A lifelong learner, Hiʻilani Shibata has spent the last 25 years in the field of education, both formal and informal. Born and raised in Hilo, Hawaiʻi, she moved to the island of Oʻahu to attend the University of Hawaiʻi at Mānoa. While finishing her last year in college she was also teaching ʻōlelo Hawaiʻi at Kailua
Intermediate school part time and realized that formal education was not her calling. She then joined the education department of the Bishop Museum where she blossomed in informal education in which sharing the Hawaiian culture through the kūpuna was the mission and she was able to travel all over Hawaiʻi and the United States to share the aloha of our kanaka ʻoiwi.
Hiʻilani dedicated 12 years of her life as the Education Operations Manager at the Bishop Museum and ended that chapter of her life to start a family.
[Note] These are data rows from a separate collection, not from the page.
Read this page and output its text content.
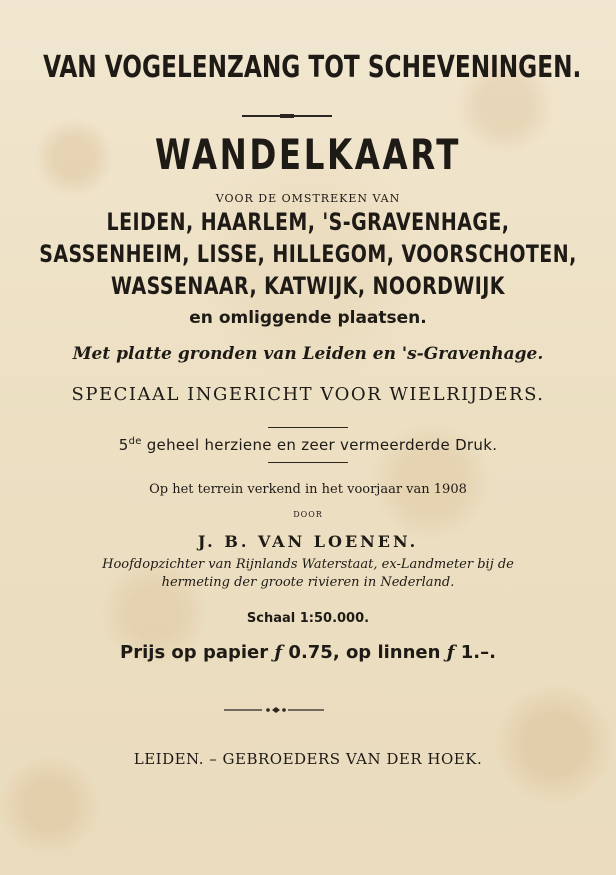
VAN VOGELENZANG TOT SCHEVENINGEN.

WANDELKAART

VOOR DE OMSTREKEN VAN

LEIDEN, HAARLEM, 'S-GRAVENHAGE,

SASSENHEIM, LISSE, HILLEGOM, VOORSCHOTEN,

WASSENAAR, KATWIJK, NOORDWIJK

en omliggende plaatsen.

Met platte gronden van Leiden en 's-Gravenhage.

SPECIAAL INGERICHT VOOR WIELRIJDERS.

5de geheel herziene en zeer vermeerderde Druk.

Op het terrein verkend in het voorjaar van 1908

DOOR

J. B. VAN LOENEN.

Hoofdopzichter van Rijnlands Waterstaat, ex-Landmeter bij de

hermeting der groote rivieren in Nederland.

Schaal 1:50.000.

Prijs op papier ƒ 0.75, op linnen ƒ 1.–.

LEIDEN. – GEBROEDERS VAN DER HOEK.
Today she still does contract work as a Hawaiian Culture trainer and consultant, she is a full time kumu at a Hawaiian focused charter school, Ka Waihona o ka Na’auao, and with her small ʻohana, mālama ʻāina in multiple spaces on O’ahu. She is the co-founder of Ka Mahina Project where people connect with the Hawaiian Lunar phases and the mahina to find and maintain health spiritually, emotionally, and physically

Topics/Sessions:

    * ­­­­Aloha – the foundation of Hawaiian Culture and its relation to the world.
    * Mālama ʻĀina – to care for the land in which cares for ourselves. Our relationship with our natural environment is integral to the health and vitality of ourselves.
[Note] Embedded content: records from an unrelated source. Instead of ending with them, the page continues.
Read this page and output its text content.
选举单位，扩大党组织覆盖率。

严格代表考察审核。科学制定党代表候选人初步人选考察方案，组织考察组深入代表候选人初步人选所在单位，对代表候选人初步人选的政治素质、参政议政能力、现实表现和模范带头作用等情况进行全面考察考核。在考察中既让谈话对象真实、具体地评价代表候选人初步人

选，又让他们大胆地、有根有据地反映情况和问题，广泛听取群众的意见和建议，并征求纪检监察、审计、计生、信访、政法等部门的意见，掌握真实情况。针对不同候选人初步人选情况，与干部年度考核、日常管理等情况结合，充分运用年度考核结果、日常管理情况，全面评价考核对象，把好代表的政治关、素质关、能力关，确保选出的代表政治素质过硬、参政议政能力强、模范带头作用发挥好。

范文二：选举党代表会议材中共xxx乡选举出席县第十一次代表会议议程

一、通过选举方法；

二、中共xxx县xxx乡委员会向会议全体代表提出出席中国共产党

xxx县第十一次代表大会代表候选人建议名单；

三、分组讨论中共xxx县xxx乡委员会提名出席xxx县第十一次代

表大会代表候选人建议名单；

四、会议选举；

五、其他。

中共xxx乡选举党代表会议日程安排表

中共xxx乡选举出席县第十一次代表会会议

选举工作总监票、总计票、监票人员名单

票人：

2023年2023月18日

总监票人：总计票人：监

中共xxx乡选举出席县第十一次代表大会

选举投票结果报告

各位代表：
    * ­­­­Mahina – the moon, itʻs 30 identified Hawaiian lunar phases, itʻs relationship to our overall health as it guides our actions and emotions through the influence of the moon on fluids on the earth.
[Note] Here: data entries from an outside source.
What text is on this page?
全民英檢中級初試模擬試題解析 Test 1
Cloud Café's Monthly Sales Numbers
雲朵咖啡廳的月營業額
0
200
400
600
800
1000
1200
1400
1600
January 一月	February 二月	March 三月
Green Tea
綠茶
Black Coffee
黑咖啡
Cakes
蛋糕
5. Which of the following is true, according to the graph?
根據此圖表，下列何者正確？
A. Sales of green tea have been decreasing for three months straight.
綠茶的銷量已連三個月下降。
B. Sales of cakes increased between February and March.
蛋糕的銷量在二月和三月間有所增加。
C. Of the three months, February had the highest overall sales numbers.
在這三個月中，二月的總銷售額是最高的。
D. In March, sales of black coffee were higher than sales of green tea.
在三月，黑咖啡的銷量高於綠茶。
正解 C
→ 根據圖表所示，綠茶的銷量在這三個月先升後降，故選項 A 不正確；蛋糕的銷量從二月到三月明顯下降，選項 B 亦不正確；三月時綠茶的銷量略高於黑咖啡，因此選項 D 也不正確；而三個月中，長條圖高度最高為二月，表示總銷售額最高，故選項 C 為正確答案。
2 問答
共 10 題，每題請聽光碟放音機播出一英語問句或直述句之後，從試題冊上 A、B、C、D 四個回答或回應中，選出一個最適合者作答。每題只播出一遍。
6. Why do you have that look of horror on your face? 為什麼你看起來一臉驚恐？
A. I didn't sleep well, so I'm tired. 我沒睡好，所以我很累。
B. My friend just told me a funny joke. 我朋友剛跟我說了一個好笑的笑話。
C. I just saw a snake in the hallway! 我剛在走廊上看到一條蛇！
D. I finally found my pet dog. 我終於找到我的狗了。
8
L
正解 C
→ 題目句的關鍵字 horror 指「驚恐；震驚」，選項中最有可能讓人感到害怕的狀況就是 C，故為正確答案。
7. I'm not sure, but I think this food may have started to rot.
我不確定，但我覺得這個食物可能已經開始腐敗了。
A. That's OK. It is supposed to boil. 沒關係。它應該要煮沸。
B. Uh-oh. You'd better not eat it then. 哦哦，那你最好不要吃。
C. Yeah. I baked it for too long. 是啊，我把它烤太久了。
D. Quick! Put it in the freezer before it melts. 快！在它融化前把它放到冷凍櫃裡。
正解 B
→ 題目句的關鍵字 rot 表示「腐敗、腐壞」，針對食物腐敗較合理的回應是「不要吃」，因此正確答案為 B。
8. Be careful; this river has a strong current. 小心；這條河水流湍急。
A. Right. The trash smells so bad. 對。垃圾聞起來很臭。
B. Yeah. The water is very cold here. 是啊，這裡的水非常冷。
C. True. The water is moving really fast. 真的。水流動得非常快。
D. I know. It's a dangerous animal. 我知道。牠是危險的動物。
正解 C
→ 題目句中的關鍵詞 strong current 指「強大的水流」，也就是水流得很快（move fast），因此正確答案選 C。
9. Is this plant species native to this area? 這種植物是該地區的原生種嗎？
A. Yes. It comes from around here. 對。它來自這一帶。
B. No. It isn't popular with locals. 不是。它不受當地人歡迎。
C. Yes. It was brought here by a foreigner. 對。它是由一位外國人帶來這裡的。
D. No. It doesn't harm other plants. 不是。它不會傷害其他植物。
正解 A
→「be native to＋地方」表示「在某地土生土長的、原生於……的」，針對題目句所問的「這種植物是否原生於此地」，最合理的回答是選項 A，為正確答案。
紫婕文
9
    * ʻŌlelo Hawaiʻi – Hawaiian Language, introduction, pronunciation, and specific words and phrases, their meaning and metaphoric emphasis.
    * ʻĀina Mōmona – the abundant land, the understanding of abundance and wealth through the connection to our natural world.
    * Hawaiian Healing practices – The various specialities of our Hawaiian people – lomilomi (massage), lāʻau lapaʻau (plant medicines), Hoʻoponopono ( family conflict resolution process).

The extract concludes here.